- Born: 1976 (age 49–50) Philadelphia, Pennsylvania, U.S.
- Education: Duke University (BS)
- Known for: Transformer
- Spouse: Yael Shacham
- Children: 3
- Scientific career
- Fields: Artificial intelligence; Deep learning;
- Workplaces: Google; character.ai; OpenAI;
- Website: noamshazeer.com

= Noam Shazeer =

American computer scientist, entrepreneur (born 1976)

Noam Shazeer (born ) is an American software engineer and entrepreneur known for his contributions to the field of artificial intelligence and deep learning, particularly in the development of transformer models and natural language processing. He lives in Palo Alto, California.

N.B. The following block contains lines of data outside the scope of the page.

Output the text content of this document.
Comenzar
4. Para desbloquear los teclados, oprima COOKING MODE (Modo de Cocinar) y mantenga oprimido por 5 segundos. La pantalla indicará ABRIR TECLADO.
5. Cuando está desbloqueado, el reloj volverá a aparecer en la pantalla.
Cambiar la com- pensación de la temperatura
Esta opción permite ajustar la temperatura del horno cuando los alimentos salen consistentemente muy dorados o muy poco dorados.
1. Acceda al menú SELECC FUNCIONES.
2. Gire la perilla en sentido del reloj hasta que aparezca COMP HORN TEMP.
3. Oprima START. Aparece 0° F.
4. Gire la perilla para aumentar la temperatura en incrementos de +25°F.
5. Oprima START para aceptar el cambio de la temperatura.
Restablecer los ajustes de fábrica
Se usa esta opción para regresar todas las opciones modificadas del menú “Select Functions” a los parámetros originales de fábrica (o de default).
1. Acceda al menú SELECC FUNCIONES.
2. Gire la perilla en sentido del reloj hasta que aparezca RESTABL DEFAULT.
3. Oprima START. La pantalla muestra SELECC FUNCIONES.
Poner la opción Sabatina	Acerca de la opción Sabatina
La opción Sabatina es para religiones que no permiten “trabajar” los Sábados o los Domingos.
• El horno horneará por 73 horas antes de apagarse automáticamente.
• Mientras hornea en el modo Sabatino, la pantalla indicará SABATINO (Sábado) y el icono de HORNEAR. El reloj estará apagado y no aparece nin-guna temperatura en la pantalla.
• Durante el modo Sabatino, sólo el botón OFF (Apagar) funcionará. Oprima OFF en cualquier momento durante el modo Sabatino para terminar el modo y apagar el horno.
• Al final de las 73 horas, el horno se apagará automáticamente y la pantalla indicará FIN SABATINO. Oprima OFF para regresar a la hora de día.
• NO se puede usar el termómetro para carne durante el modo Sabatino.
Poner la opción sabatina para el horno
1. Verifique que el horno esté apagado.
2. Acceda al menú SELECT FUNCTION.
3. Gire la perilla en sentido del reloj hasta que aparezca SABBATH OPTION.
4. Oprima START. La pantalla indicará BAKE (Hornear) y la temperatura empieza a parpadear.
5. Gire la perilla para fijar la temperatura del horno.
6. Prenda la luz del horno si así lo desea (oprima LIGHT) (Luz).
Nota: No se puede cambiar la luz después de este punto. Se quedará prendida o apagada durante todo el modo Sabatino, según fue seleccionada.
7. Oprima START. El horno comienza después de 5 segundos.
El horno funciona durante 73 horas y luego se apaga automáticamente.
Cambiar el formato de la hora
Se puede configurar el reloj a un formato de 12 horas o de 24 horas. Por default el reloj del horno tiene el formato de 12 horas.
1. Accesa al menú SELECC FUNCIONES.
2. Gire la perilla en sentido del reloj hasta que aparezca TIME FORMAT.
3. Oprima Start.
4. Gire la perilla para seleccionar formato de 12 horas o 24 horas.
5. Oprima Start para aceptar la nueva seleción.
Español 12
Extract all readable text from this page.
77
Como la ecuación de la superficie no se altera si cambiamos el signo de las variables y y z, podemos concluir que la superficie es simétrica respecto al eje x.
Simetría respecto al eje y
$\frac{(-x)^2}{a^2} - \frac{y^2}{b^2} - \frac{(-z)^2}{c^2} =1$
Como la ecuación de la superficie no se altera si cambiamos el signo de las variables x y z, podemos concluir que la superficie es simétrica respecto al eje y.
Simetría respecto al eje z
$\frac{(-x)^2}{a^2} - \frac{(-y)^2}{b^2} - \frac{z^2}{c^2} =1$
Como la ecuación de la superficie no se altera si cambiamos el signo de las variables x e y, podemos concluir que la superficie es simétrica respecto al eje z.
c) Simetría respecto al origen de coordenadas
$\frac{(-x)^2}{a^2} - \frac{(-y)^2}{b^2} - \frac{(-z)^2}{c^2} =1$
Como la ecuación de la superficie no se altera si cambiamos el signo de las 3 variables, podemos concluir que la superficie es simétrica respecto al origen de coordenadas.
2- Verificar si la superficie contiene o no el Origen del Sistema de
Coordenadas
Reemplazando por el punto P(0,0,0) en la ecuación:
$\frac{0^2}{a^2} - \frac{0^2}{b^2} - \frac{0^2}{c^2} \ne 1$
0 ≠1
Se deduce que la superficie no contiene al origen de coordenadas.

== Early life and education ==
Shazeer's grandparents emigrated from the Soviet Union to Israel, eventually emigrating to the USA. His father, Dov Shazeer, was a math teacher who became an engineer and his mother was a homemaker.

Shazeer was born in Philadelphia, attended grade school at Cohen Hillel Academy in Marblehead, Massachusetts, and attended Swampscott High School in Swampscott, Massachusetts. He won a gold medal with perfect score at International Mathematical Olympiad 1994 as a member of the US team.

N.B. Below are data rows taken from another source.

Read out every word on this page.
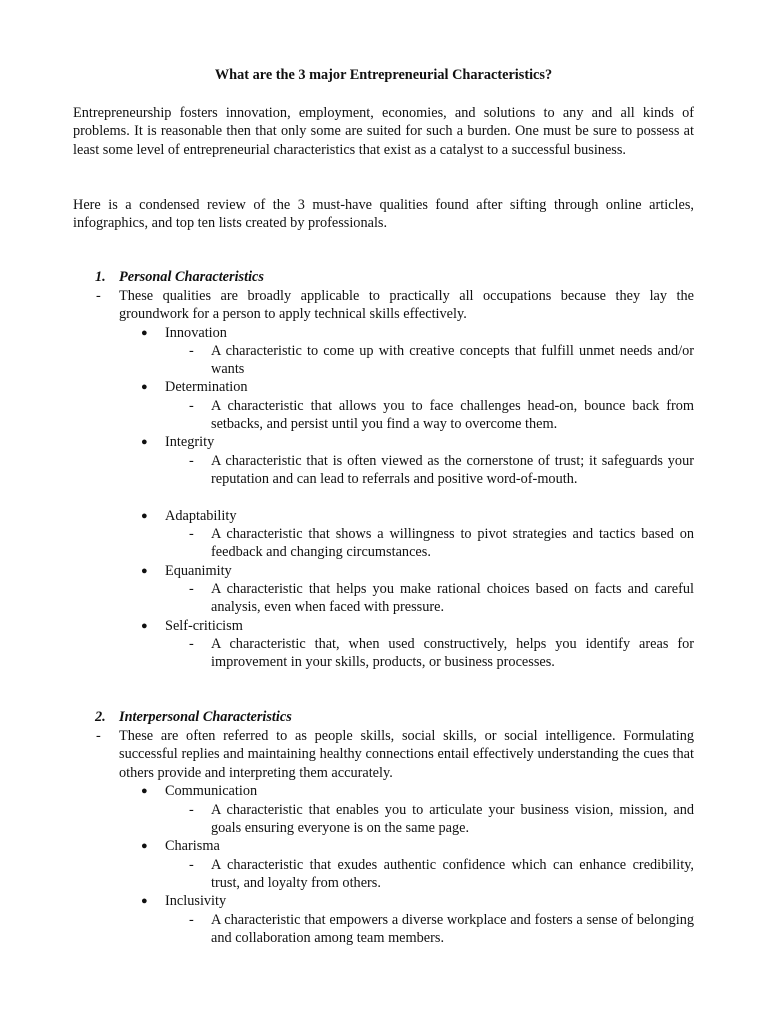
What are the 3 major Entrepreneurial Characteristics?

Entrepreneurship fosters innovation, employment, economies, and solutions to any and all kinds of problems. It is reasonable then that only some are suited for such a burden. One must be sure to possess at least some level of entrepreneurial characteristics that exist as a catalyst to a successful business.

Here is a condensed review of the 3 must-have qualities found after sifting through online articles, infographics, and top ten lists created by professionals.

1. Personal Characteristics
- These qualities are broadly applicable to practically all occupations because they lay the groundwork for a person to apply technical skills effectively.
● Innovation
- A characteristic to come up with creative concepts that fulfill unmet needs and/or wants
● Determination
- A characteristic that allows you to face challenges head-on, bounce back from setbacks, and persist until you find a way to overcome them.
● Integrity
- A characteristic that is often viewed as the cornerstone of trust; it safeguards your reputation and can lead to referrals and positive word-of-mouth.
● Adaptability
- A characteristic that shows a willingness to pivot strategies and tactics based on feedback and changing circumstances.
● Equanimity
- A characteristic that helps you make rational choices based on facts and careful analysis, even when faced with pressure.
● Self-criticism
- A characteristic that, when used constructively, helps you identify areas for improvement in your skills, products, or business processes.
2. Interpersonal Characteristics
- These are often referred to as people skills, social skills, or social intelligence. Formulating successful replies and maintaining healthy connections entail effectively understanding the cues that others provide and interpreting them accurately.
● Communication
- A characteristic that enables you to articulate your business vision, mission, and goals ensuring everyone is on the same page.
● Charisma
- A characteristic that exudes authentic confidence which can enhance credibility, trust, and loyalty from others.
● Inclusivity
- A characteristic that empowers a diverse workplace and fosters a sense of belonging and collaboration among team members.
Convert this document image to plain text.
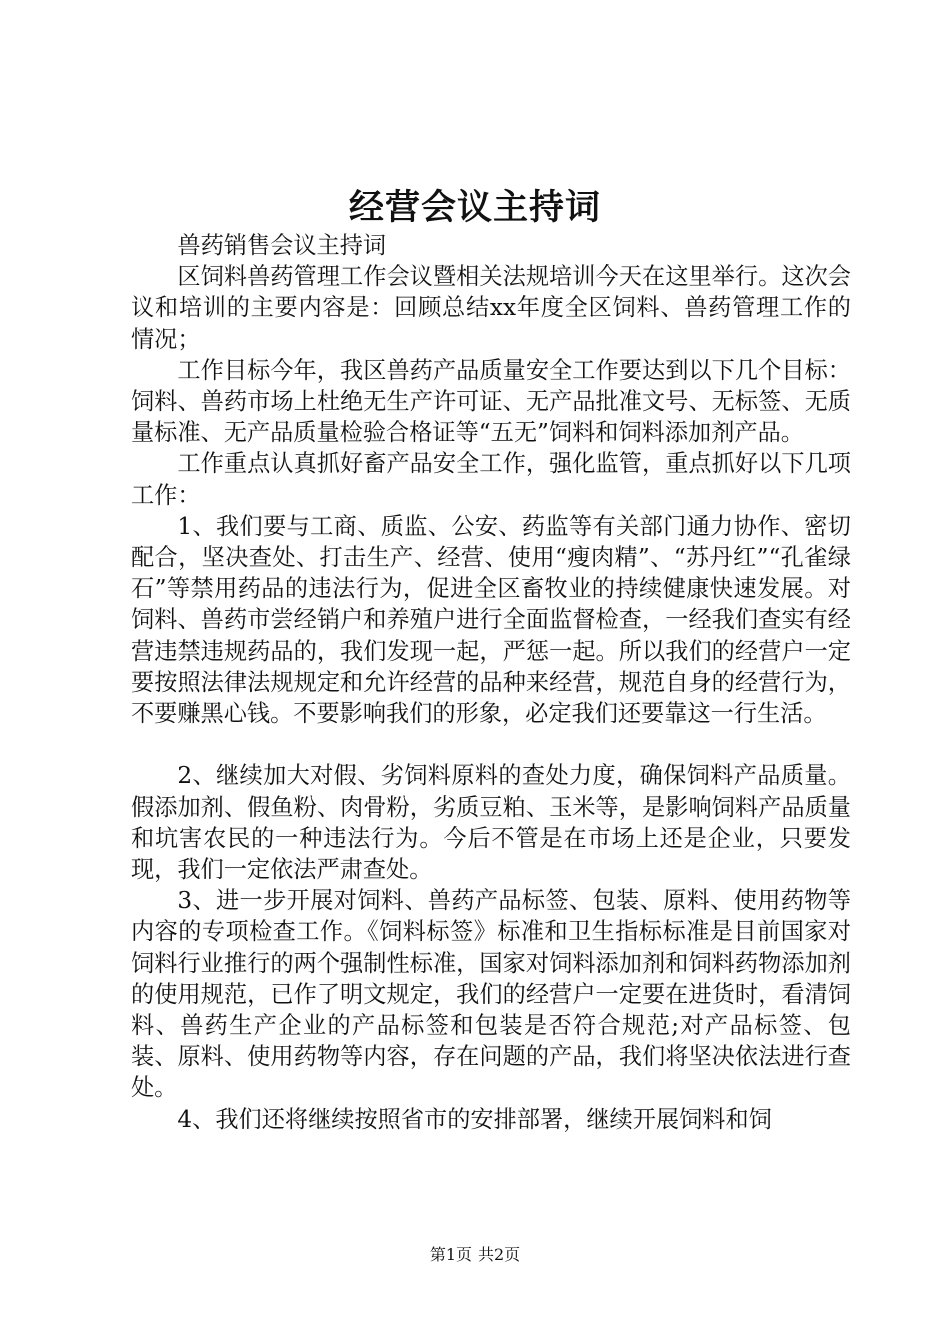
经营会议主持词

兽药销售会议主持词

区饲料兽药管理工作会议暨相关法规培训今天在这里举行。这次会议和培训的主要内容是：回顾总结xx年度全区饲料、兽药管理工作的情况；

工作目标今年，我区兽药产品质量安全工作要达到以下几个目标：饲料、兽药市场上杜绝无生产许可证、无产品批准文号、无标签、无质量标准、无产品质量检验合格证等“五无”饲料和饲料添加剂产品。

工作重点认真抓好畜产品安全工作，强化监管，重点抓好以下几项工作：

1、我们要与工商、质监、公安、药监等有关部门通力协作、密切配合，坚决查处、打击生产、经营、使用“瘦肉精”、“苏丹红”“孔雀绿石”等禁用药品的违法行为，促进全区畜牧业的持续健康快速发展。对饲料、兽药市尝经销户和养殖户进行全面监督检查，一经我们查实有经营违禁违规药品的，我们发现一起，严惩一起。所以我们的经营户一定要按照法律法规规定和允许经营的品种来经营，规范自身的经营行为，不要赚黑心钱。不要影响我们的形象，必定我们还要靠这一行生活。

2、继续加大对假、劣饲料原料的查处力度，确保饲料产品质量。假添加剂、假鱼粉、肉骨粉，劣质豆粕、玉米等，是影响饲料产品质量和坑害农民的一种违法行为。今后不管是在市场上还是企业，只要发现，我们一定依法严肃查处。

3、进一步开展对饲料、兽药产品标签、包装、原料、使用药物等内容的专项检查工作。《饲料标签》标准和卫生指标标准是目前国家对饲料行业推行的两个强制性标准，国家对饲料添加剂和饲料药物添加剂的使用规范，已作了明文规定，我们的经营户一定要在进货时，看清饲料、兽药生产企业的产品标签和包装是否符合规范;对产品标签、包装、原料、使用药物等内容，存在问题的产品，我们将坚决依法进行查处。

4、我们还将继续按照省市的安排部署，继续开展饲料和饲

第1页 共2页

He went on to study math and computer science at Duke University in Durham, North Carolina from 1994 to 1998. At Duke he was a recipient of the Angier B. Duke Memorial Scholarship, and, as part of the Duke math team, won prizes in the Putnam Competition. He started studying in a graduate program in Berkeley but soon left to be one of Google's first employees.

Shazeer is an orthodox Jew. His sister was ordained as a rabbi by Hebrew College. He is a father of three and is married to Yael Shacham Shazeer.

== Career ==
Noam Shazeer joined Google in 2000. One of his first major achievements was improving the spelling corrector of Google's search engine. In 2017, Shazeer was one of the authors of the seminal paper "Attention Is All You Need", which introduced the transformer architecture.

At Google, Shazeer and his colleague Daniel de Freitas built a chatbot named Meena. Following the refusal of Google to release the chatbot to the public, Shazeer and Freitas left the company in 2021 to found Character.AI.

In September 2023, Time Magazine chose Shazeer as one of the 100 most influential people in the AI world.

In August 2024, it was reported that Shazeer would be returning to Google to co-lead the Gemini AI project. Shazeer was appointed as technical lead on Gemini, along with Jeff Dean and Oriol Vinyals. It was part of a $2.7 billion deal for Google to license Character's technology. Since he owns 30-40% of the company, it is estimated he netted $750 million–$1 billion. In 2026, he was elected a member of the National Academy of Engineering.

In June 2026, Shazeer announced that he would leave Google to join OpenAI. At the time, he was a vice president of engineering at Google and co-lead of its Gemini artificial intelligence models.

== Views ==
Shazeer said about artificial general intelligence that he doesn't "particularly care about AGI in the sense of wanting something that can do absolutely everything a person can do”. When asked in 2023 if he is afraid that AGI will destroy the world, he said: "No. Not yet. [...] We’re going to work on it as the technology improves".

When asked why do large language models work he answered: "My best guess is divine benevolence [...] Nobody really understands what’s going on. This is a very experimental science [...] It’s more like alchemy or whatever chemistry was in the Middle Ages.”

Shazeer has opined on gender-reassignment surgery for children: "I do not believe that G-d puts people in the wrong bodies. I do not believe that it is okay to sterilize children."